Morena Gomes Marques

O mês de abril de 2016 certamente ficará lembrado na historiografia brasileira pelo segundo impeachment de um presidente da república democraticamente eleito no país. Ainda que não se tratando do processo final de impeachment, mas de uma das principais medidas públicas do processo – a sua aprovação pela Câmara dos Deputados – o processo segue a partir de então para análise do Senado e, em seguida, para apreciação do Supremo Tribunal Federal (STF). Trata-se aqui menos da cronologia dos fatos históricos, mas, sobretudo, da análise do caráter simbólico que adquiriu a votação de conteúdo ultra-particularista do pedido pela Câmara dos Deputados e a constituição de um falso ‘consenso’ que lhe antecede no âmbito da sociedade civil.

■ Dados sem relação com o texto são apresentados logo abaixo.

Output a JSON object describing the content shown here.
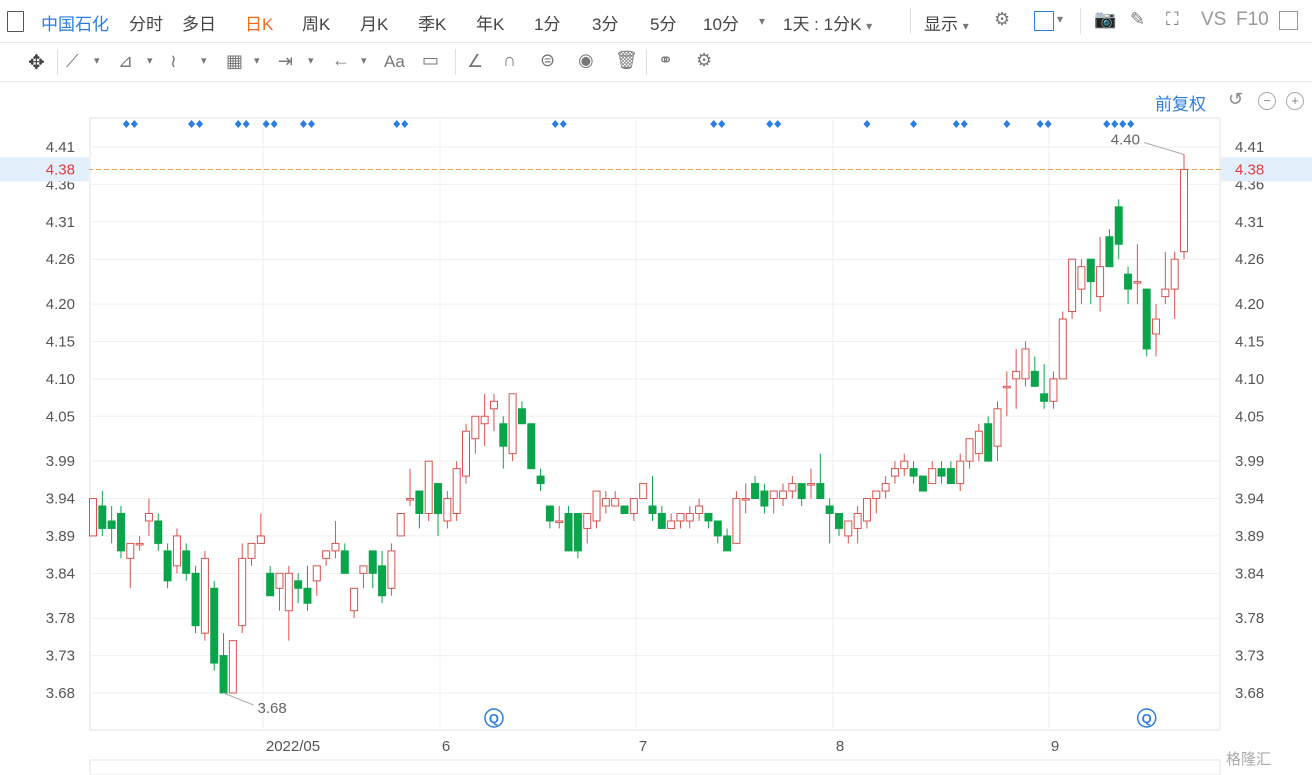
{
  "header": {
    "stock_name": "中国石化",
    "tabs": [
      "分时",
      "多日",
      "日K",
      "周K",
      "月K",
      "季K",
      "年K",
      "1分",
      "3分",
      "5分",
      "10分"
    ],
    "active_tab": "日K",
    "period_select": "1天 : 1分K",
    "display_label": "显示",
    "vs_label": "VS",
    "f10_label": "F10"
  },
  "chart_controls": {
    "adjust_label": "前复权"
  },
  "colors": {
    "up": "#d9534f",
    "down": "#0aa54a",
    "accent": "#f26b1d",
    "link": "#2b7de0",
    "marker": "#2b7de0",
    "current_price_line": "#e0a050"
  },
  "watermark": "格隆汇",
  "chart_data": {
    "type": "candlestick",
    "y_ticks": [
      "4.41",
      "4.36",
      "4.31",
      "4.26",
      "4.20",
      "4.15",
      "4.10",
      "4.05",
      "3.99",
      "3.94",
      "3.89",
      "3.84",
      "3.78",
      "3.73",
      "3.68"
    ],
    "x_labels": [
      "2022/05",
      "6",
      "7",
      "8",
      "9"
    ],
    "current_price": "4.38",
    "max_annotation": "4.40",
    "min_annotation": "3.68",
    "grid": true,
    "ohlc": [
      [
        3.89,
        3.94,
        3.89,
        3.94
      ],
      [
        3.93,
        3.95,
        3.89,
        3.9
      ],
      [
        3.91,
        3.93,
        3.88,
        3.9
      ],
      [
        3.92,
        3.93,
        3.86,
        3.87
      ],
      [
        3.86,
        3.87,
        3.82,
        3.88
      ],
      [
        3.88,
        3.89,
        3.87,
        3.88
      ],
      [
        3.91,
        3.94,
        3.89,
        3.92
      ],
      [
        3.91,
        3.92,
        3.87,
        3.88
      ],
      [
        3.87,
        3.88,
        3.82,
        3.83
      ],
      [
        3.85,
        3.9,
        3.84,
        3.89
      ],
      [
        3.87,
        3.88,
        3.83,
        3.84
      ],
      [
        3.84,
        3.85,
        3.76,
        3.77
      ],
      [
        3.76,
        3.87,
        3.75,
        3.86
      ],
      [
        3.82,
        3.83,
        3.71,
        3.72
      ],
      [
        3.73,
        3.76,
        3.68,
        3.68
      ],
      [
        3.68,
        3.75,
        3.68,
        3.75
      ],
      [
        3.77,
        3.88,
        3.76,
        3.86
      ],
      [
        3.86,
        3.88,
        3.85,
        3.88
      ],
      [
        3.88,
        3.92,
        3.88,
        3.89
      ],
      [
        3.84,
        3.85,
        3.81,
        3.81
      ],
      [
        3.82,
        3.84,
        3.79,
        3.84
      ],
      [
        3.79,
        3.85,
        3.75,
        3.84
      ],
      [
        3.83,
        3.84,
        3.8,
        3.82
      ],
      [
        3.82,
        3.85,
        3.79,
        3.8
      ],
      [
        3.83,
        3.85,
        3.81,
        3.85
      ],
      [
        3.86,
        3.87,
        3.85,
        3.87
      ],
      [
        3.87,
        3.91,
        3.86,
        3.88
      ],
      [
        3.87,
        3.88,
        3.84,
        3.84
      ],
      [
        3.79,
        3.82,
        3.78,
        3.82
      ],
      [
        3.84,
        3.85,
        3.82,
        3.85
      ],
      [
        3.87,
        3.87,
        3.82,
        3.84
      ],
      [
        3.85,
        3.87,
        3.8,
        3.81
      ],
      [
        3.82,
        3.88,
        3.81,
        3.87
      ],
      [
        3.89,
        3.92,
        3.89,
        3.92
      ],
      [
        3.94,
        3.98,
        3.93,
        3.94
      ],
      [
        3.95,
        3.95,
        3.9,
        3.92
      ],
      [
        3.92,
        3.99,
        3.91,
        3.99
      ],
      [
        3.96,
        3.96,
        3.89,
        3.92
      ],
      [
        3.91,
        3.95,
        3.9,
        3.94
      ],
      [
        3.92,
        3.99,
        3.91,
        3.98
      ],
      [
        3.97,
        4.04,
        3.96,
        4.03
      ],
      [
        4.02,
        4.05,
        4.0,
        4.05
      ],
      [
        4.04,
        4.08,
        4.01,
        4.05
      ],
      [
        4.06,
        4.08,
        4.03,
        4.07
      ],
      [
        4.04,
        4.05,
        3.98,
        4.01
      ],
      [
        4.0,
        4.08,
        3.99,
        4.08
      ],
      [
        4.06,
        4.07,
        4.04,
        4.04
      ],
      [
        4.04,
        4.04,
        3.98,
        3.98
      ],
      [
        3.97,
        3.98,
        3.95,
        3.96
      ],
      [
        3.93,
        3.93,
        3.9,
        3.91
      ],
      [
        3.91,
        3.93,
        3.9,
        3.91
      ],
      [
        3.92,
        3.93,
        3.87,
        3.87
      ],
      [
        3.92,
        3.92,
        3.86,
        3.87
      ],
      [
        3.9,
        3.92,
        3.88,
        3.92
      ],
      [
        3.91,
        3.95,
        3.9,
        3.95
      ],
      [
        3.93,
        3.95,
        3.92,
        3.94
      ],
      [
        3.93,
        3.95,
        3.93,
        3.94
      ],
      [
        3.93,
        3.93,
        3.92,
        3.92
      ],
      [
        3.92,
        3.94,
        3.91,
        3.94
      ],
      [
        3.94,
        3.96,
        3.94,
        3.96
      ],
      [
        3.93,
        3.97,
        3.91,
        3.92
      ],
      [
        3.92,
        3.93,
        3.9,
        3.9
      ],
      [
        3.9,
        3.92,
        3.9,
        3.91
      ],
      [
        3.91,
        3.92,
        3.9,
        3.92
      ],
      [
        3.91,
        3.93,
        3.9,
        3.92
      ],
      [
        3.92,
        3.94,
        3.91,
        3.93
      ],
      [
        3.92,
        3.92,
        3.9,
        3.91
      ],
      [
        3.91,
        3.91,
        3.88,
        3.89
      ],
      [
        3.89,
        3.9,
        3.87,
        3.87
      ],
      [
        3.88,
        3.95,
        3.88,
        3.94
      ],
      [
        3.94,
        3.96,
        3.92,
        3.94
      ],
      [
        3.96,
        3.97,
        3.94,
        3.94
      ],
      [
        3.95,
        3.96,
        3.92,
        3.93
      ],
      [
        3.94,
        3.95,
        3.92,
        3.95
      ],
      [
        3.94,
        3.96,
        3.93,
        3.95
      ],
      [
        3.95,
        3.97,
        3.94,
        3.96
      ],
      [
        3.96,
        3.96,
        3.93,
        3.94
      ],
      [
        3.96,
        3.98,
        3.94,
        3.96
      ],
      [
        3.96,
        4.0,
        3.94,
        3.94
      ],
      [
        3.93,
        3.94,
        3.88,
        3.92
      ],
      [
        3.92,
        3.92,
        3.89,
        3.9
      ],
      [
        3.89,
        3.91,
        3.88,
        3.91
      ],
      [
        3.9,
        3.93,
        3.88,
        3.92
      ],
      [
        3.91,
        3.94,
        3.9,
        3.94
      ],
      [
        3.94,
        3.95,
        3.92,
        3.95
      ],
      [
        3.95,
        3.97,
        3.94,
        3.96
      ],
      [
        3.97,
        3.99,
        3.96,
        3.98
      ],
      [
        3.98,
        4.0,
        3.97,
        3.99
      ],
      [
        3.98,
        3.99,
        3.96,
        3.97
      ],
      [
        3.97,
        3.97,
        3.95,
        3.95
      ],
      [
        3.96,
        3.99,
        3.96,
        3.98
      ],
      [
        3.98,
        3.99,
        3.96,
        3.97
      ],
      [
        3.98,
        3.99,
        3.96,
        3.96
      ],
      [
        3.96,
        4.0,
        3.95,
        3.99
      ],
      [
        3.99,
        4.02,
        3.98,
        4.02
      ],
      [
        4.0,
        4.04,
        3.99,
        4.03
      ],
      [
        4.04,
        4.05,
        3.99,
        3.99
      ],
      [
        4.01,
        4.07,
        3.99,
        4.06
      ],
      [
        4.09,
        4.11,
        4.05,
        4.09
      ],
      [
        4.1,
        4.14,
        4.06,
        4.11
      ],
      [
        4.1,
        4.15,
        4.09,
        4.14
      ],
      [
        4.11,
        4.13,
        4.09,
        4.09
      ],
      [
        4.08,
        4.12,
        4.06,
        4.07
      ],
      [
        4.07,
        4.11,
        4.06,
        4.1
      ],
      [
        4.1,
        4.19,
        4.1,
        4.18
      ],
      [
        4.19,
        4.26,
        4.18,
        4.26
      ],
      [
        4.22,
        4.26,
        4.2,
        4.25
      ],
      [
        4.26,
        4.26,
        4.2,
        4.23
      ],
      [
        4.21,
        4.29,
        4.19,
        4.25
      ],
      [
        4.29,
        4.3,
        4.26,
        4.25
      ],
      [
        4.33,
        4.34,
        4.26,
        4.28
      ],
      [
        4.24,
        4.25,
        4.2,
        4.22
      ],
      [
        4.23,
        4.28,
        4.2,
        4.23
      ],
      [
        4.22,
        4.22,
        4.13,
        4.14
      ],
      [
        4.16,
        4.2,
        4.13,
        4.18
      ],
      [
        4.21,
        4.27,
        4.2,
        4.22
      ],
      [
        4.22,
        4.27,
        4.18,
        4.26
      ],
      [
        4.27,
        4.4,
        4.26,
        4.38
      ]
    ],
    "markers_top": [
      {
        "index": 4,
        "count": 2
      },
      {
        "index": 11,
        "count": 2
      },
      {
        "index": 16,
        "count": 2
      },
      {
        "index": 19,
        "count": 2
      },
      {
        "index": 23,
        "count": 2
      },
      {
        "index": 33,
        "count": 2
      },
      {
        "index": 50,
        "count": 2
      },
      {
        "index": 67,
        "count": 2
      },
      {
        "index": 73,
        "count": 2
      },
      {
        "index": 83,
        "count": 1
      },
      {
        "index": 88,
        "count": 1
      },
      {
        "index": 93,
        "count": 2
      },
      {
        "index": 98,
        "count": 1
      },
      {
        "index": 102,
        "count": 2
      },
      {
        "index": 110,
        "count": 4
      }
    ],
    "markers_bottom": [
      {
        "index": 43,
        "symbol": "Q"
      },
      {
        "index": 113,
        "symbol": "Q"
      }
    ]
  }
}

O conteúdo arbitrário, contraditório e inconstitucional do impeachment deixou setores midiáticos internacionais no mínimo surpresos com o fato. Alheios à nossa cultura autocrática e a complexa relação entre classes que lhe é própria, jornais como o The New York Times, The Washington PostThe GuardianLe MondeLe FigaroEl País e Clarín, e até mesmo correspondentes internacionais de jornais brasileiros, não conseguiam compreender como lógica ou razoável a justificativa das ‘pedaladas fiscais’ para destituição da presidenta[1], medidas essas largamente utilizadas nos estados da federação e por ex-presidentes. Tal surpresa é evidente no questionamento da jornalista indiana Urmi Goswami do The Economic Times de Nova Déli ao Valor Econômico:

“É uma situação curiosa. Dilma Roussef não tem acusações de roubo e corrupção, enquanto aqueles que a querem fora do gabinete, e lideram mudança, enfrentam acusações do gênero. Como entender o que está acontecendo no Brasil? A questão é: quais são as circunstâncias que trouxeram Roussef a uma situação de impeachment? De longe, não se entende[2].

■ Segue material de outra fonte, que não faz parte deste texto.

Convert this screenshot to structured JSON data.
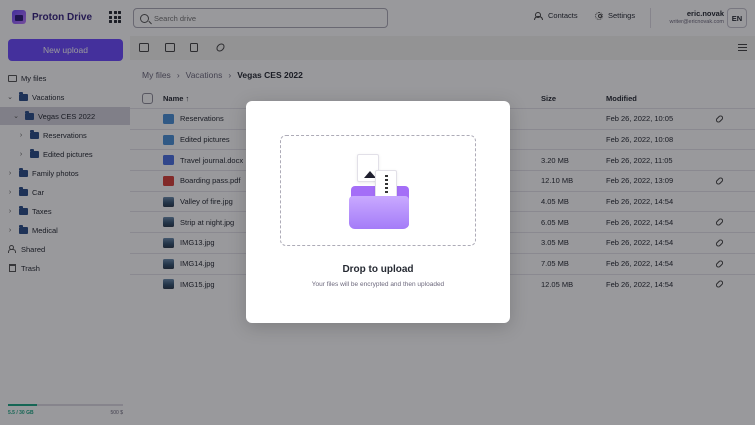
{
  "app": {
    "brand": "Proton Drive"
  },
  "header": {
    "search_placeholder": "Search drive",
    "contacts_label": "Contacts",
    "settings_label": "Settings",
    "user_name": "eric.novak",
    "user_email": "writer@ericnovak.com",
    "avatar_initials": "EN"
  },
  "sidebar": {
    "new_upload_label": "New upload",
    "items": [
      {
        "label": "My files",
        "icon": "my-files-icon"
      },
      {
        "label": "Vacations",
        "icon": "folder-icon"
      },
      {
        "label": "Vegas CES 2022",
        "icon": "folder-icon",
        "active": true
      },
      {
        "label": "Reservations",
        "icon": "folder-icon"
      },
      {
        "label": "Edited pictures",
        "icon": "folder-icon"
      },
      {
        "label": "Family photos",
        "icon": "folder-icon"
      },
      {
        "label": "Car",
        "icon": "folder-icon"
      },
      {
        "label": "Taxes",
        "icon": "folder-icon"
      },
      {
        "label": "Medical",
        "icon": "folder-icon"
      },
      {
        "label": "Shared",
        "icon": "shared-icon"
      },
      {
        "label": "Trash",
        "icon": "trash-icon"
      }
    ],
    "storage": {
      "used": "5.5 / 30 GB",
      "right": "500 $",
      "fraction": 0.25
    }
  },
  "breadcrumb": [
    "My files",
    "Vacations",
    "Vegas CES 2022"
  ],
  "table": {
    "headers": {
      "name": "Name ↑",
      "size": "Size",
      "modified": "Modified"
    },
    "rows": [
      {
        "name": "Reservations",
        "type": "folder",
        "size": "",
        "modified": "Feb 26, 2022, 10:05",
        "shared": true
      },
      {
        "name": "Edited pictures",
        "type": "folder",
        "size": "",
        "modified": "Feb 26, 2022, 10:08",
        "shared": false
      },
      {
        "name": "Travel journal.docx",
        "type": "docx",
        "size": "3.20 MB",
        "modified": "Feb 26, 2022, 11:05",
        "shared": false
      },
      {
        "name": "Boarding pass.pdf",
        "type": "pdf",
        "size": "12.10 MB",
        "modified": "Feb 26, 2022, 13:09",
        "shared": true
      },
      {
        "name": "Valley of fire.jpg",
        "type": "img",
        "size": "4.05 MB",
        "modified": "Feb 26, 2022, 14:54",
        "shared": false
      },
      {
        "name": "Strip at night.jpg",
        "type": "img",
        "size": "6.05 MB",
        "modified": "Feb 26, 2022, 14:54",
        "shared": true
      },
      {
        "name": "IMG13.jpg",
        "type": "img",
        "size": "3.05 MB",
        "modified": "Feb 26, 2022, 14:54",
        "shared": true
      },
      {
        "name": "IMG14.jpg",
        "type": "img",
        "size": "7.05 MB",
        "modified": "Feb 26, 2022, 14:54",
        "shared": true
      },
      {
        "name": "IMG15.jpg",
        "type": "img",
        "size": "12.05 MB",
        "modified": "Feb 26, 2022, 14:54",
        "shared": true
      }
    ]
  },
  "modal": {
    "title": "Drop to upload",
    "subtitle": "Your files will be encrypted and then uploaded"
  },
  "colors": {
    "accent": "#6d4aff",
    "folder": "#4a91d8",
    "storage": "#1ea885"
  }
}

A resposta a tal questionamento pode ser verificada nas reflexões de Luiz Carlos Mendonça (ex-presidente do BNDES e ex-ministro das comunicações do governo FHC), segundo o qual o afastamento do PT “é claramente uma condição necessária para que voltemos a um período de crescimento econômico. A nova equipe econômica que assumirá certamente irá tomar as medidas necessárias para trazer de volta a confiança dos agentes econômicos[3]. Em igual sentido e sem maiores constrangimentos, o editorial do Valor Econômico no dia seguinte à votação da Câmara afirma serem as pedaladas fiscais “o símbolo de tudo o que deu errado e o pretexto para o pedido de impeachment[4]. Apesar da falsa moralidade ética que envolveu a retórica em prol do impeachment, a comoção criada pela mídia nacional em torno da operação Lava-Jato e o mote anticorrupção, o que tais afirmativas nos revelam é para sua exclusiva justificativa econômica. Em outras palavras, o fim do ciclo PT tornara-se uma prerrogativa para contrarrestar a queda à taxa de lucro das distintas frações da burguesia no país, o que exigiria uma política econômica e uma celeridade no ajuste fiscal já não mais possíveis sob a égide petista.

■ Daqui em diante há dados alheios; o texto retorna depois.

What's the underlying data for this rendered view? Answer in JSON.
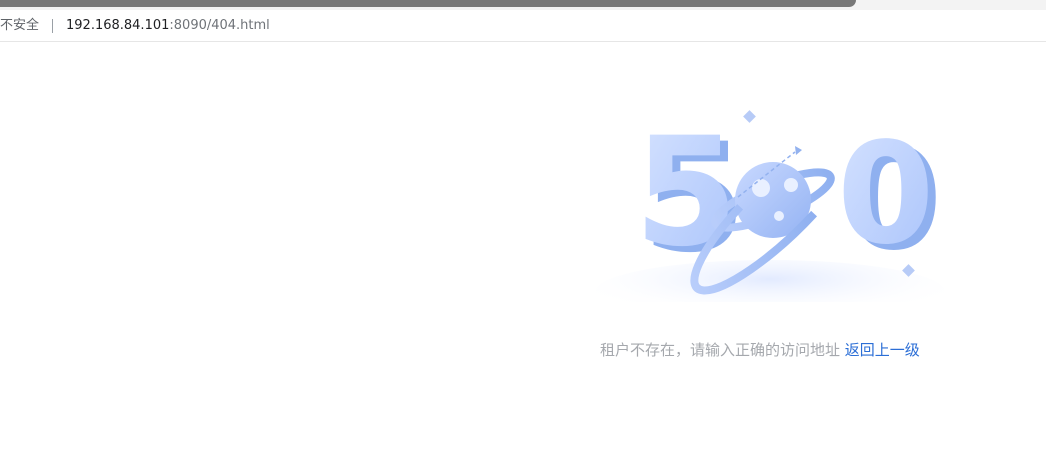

Falamos assim, da destituição de uma presidenta recentemente eleita (2014), através de um processo eleitoral legítimo e democrático expresso em 54,4 milhões de votos (51,64% do total), originária de um partido de trajetória socialista, de base popular e operária e cuja institucionalização efetivou-se nos últimos quatorze anos através de uma política colaboracionista entre classes, engendrada nos caracteres típicos à nossa ‘democracia de cooptação’. Tal pacto consistiu numa orientação entre medidas pouco diferenciadas ao que lhe antecede, a reproduzir o nosso conhecido drama crônico: a subordinação ao mercado mundial e a ausência de uma efetiva incorporação dos ‘de baixo’, mantendo-se, ainda que ante ao inchaço da base da pirâmide social e o combate à pobreza extrema, uma rígida estratificação social. A nossa ‘cultura autocrática’ se reatualizou aqui pelo que lhe é pretérito: o privilégio exclusivo dos interesses privatistas.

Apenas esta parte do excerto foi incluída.